A recent documentary video by the group Clean Skies, which is funded by the natural gas lobby, gives a fairly unbiased look at SDG&E's efforts to promote the "Sunrise PowerLink." The video (featured below) actually quotes an SDG&E spokesperson referring to the Sunrise Transmission Project as the "missing link," but a quick look at the facts are enough to make Charles Darwin shudder.
If you've studied the Sunrise PowerLink and visited our Web site, you know that the PowerLink is an over-priced backward technology designed to thwart the region from achieving meaningful energy independence. Like the original "missing link" it must either evolve or perish.
The Sunrise PowerLink has other things in common with the original "missing link," too.
It is primitive and backward: Despite its thin veneer of high-tech splendor, Sunrise is a primitive solution from the last century that deserves to go extinct. The modern model of energy generation is called "distributed generation." With distributed generation, energy is drawn from many small locally generated sources such as photo-voltaic solar panels on residential rooftops. Distributed generation is critical to America's energy independence. And that's why SDG&E doesn't like it, because it can't be controlled. SDG&E's prefers centralized power. Specifically, an outdated Soviet Union style monopoly where power is controlled, generated, and sold by one big central organization. The old model isn't just a missing link, it is a dinosaur.

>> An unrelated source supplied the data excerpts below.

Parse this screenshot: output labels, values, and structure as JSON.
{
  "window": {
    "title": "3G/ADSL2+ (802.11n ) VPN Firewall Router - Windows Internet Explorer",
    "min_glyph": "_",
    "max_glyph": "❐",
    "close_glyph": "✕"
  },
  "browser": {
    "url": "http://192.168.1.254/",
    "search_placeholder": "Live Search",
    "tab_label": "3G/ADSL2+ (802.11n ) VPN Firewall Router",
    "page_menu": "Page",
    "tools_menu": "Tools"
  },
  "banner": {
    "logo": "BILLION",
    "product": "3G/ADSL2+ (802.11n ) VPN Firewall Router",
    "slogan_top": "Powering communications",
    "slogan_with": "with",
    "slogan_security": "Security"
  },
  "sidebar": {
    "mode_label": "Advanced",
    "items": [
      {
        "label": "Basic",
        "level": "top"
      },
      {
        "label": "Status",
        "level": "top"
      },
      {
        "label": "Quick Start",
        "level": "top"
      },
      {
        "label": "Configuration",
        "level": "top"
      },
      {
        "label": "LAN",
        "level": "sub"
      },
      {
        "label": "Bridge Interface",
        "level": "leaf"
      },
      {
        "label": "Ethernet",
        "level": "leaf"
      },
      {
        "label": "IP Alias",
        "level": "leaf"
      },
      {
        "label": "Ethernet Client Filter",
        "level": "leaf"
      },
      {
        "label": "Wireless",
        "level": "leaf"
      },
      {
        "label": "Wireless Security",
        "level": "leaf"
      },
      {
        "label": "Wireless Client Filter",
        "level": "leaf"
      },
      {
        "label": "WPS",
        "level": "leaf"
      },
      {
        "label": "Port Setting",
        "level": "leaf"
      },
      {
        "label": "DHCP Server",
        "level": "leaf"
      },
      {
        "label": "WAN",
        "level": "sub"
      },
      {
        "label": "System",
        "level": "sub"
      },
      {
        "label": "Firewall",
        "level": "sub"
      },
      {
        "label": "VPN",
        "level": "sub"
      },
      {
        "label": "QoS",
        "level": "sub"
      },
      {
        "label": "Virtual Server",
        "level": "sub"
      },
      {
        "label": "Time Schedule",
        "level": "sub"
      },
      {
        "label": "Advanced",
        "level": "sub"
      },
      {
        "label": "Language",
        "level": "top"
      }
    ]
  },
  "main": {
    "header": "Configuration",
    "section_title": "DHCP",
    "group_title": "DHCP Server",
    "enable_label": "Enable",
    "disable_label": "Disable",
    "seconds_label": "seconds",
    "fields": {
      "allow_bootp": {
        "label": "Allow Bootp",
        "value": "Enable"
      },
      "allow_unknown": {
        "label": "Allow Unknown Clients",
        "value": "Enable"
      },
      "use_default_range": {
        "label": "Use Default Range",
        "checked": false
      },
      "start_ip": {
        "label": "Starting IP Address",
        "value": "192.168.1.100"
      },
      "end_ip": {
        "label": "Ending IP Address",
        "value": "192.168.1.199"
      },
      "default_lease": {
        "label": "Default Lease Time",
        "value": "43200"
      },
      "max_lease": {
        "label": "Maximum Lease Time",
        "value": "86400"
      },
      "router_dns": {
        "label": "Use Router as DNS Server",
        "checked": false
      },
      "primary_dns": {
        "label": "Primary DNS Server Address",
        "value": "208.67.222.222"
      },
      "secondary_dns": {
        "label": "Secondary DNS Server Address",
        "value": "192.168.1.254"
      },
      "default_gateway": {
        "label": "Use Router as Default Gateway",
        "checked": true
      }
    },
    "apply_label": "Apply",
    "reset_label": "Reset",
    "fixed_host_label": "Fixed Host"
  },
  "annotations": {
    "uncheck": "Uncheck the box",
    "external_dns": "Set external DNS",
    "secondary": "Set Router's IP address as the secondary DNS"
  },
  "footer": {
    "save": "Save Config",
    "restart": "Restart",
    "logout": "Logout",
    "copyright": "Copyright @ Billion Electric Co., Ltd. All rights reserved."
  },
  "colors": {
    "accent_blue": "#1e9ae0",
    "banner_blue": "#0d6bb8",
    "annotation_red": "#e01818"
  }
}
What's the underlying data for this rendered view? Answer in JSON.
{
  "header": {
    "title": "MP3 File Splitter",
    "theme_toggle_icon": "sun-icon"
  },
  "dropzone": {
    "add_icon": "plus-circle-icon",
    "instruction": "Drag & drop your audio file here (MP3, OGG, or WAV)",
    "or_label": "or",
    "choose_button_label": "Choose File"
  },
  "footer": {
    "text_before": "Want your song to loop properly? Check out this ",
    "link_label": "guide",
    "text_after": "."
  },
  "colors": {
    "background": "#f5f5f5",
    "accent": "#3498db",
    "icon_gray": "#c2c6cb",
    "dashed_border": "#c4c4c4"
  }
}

You may recall that the original missing link also harnessed fire. SDG&E on the other hand, has been found guilty of starting fires. Lots of them.*
And finally, just as Neanderthal man was a threat to the wildlife (note the big horn sheep skull in the rendering above) so too, is SDG&E. Environmentalists aren't opposing simply because it is an environmental hazard, but also because there are no guarantees that the line will be used to transport green energy. None. In 1984, SDG&E promised to import green energy over the South West Power Link and never honored its promises.
The missing link is very costly.
As this documentary shows, the Sunrise PowerLink is an unnecessary multi-billion dollar boondoggle. In it you will hear UCAN's Executive Director, Michael Shames, describe it as "Remarkably, mind-numbingly, jawdroppingly expensive." How mind-numbingly expensive? At more than two billion dollars for a 119 miles of line, it will cost $16.8 million per mile, or about $265 an inch.
Will you miss the Missing Link?
*In fairness, it should be noted that if built, the Sunrise PowerLink is not expected be much of a fire hazard, but it is also fair to say that unlike the missing link, SDG&E has had trouble with fire.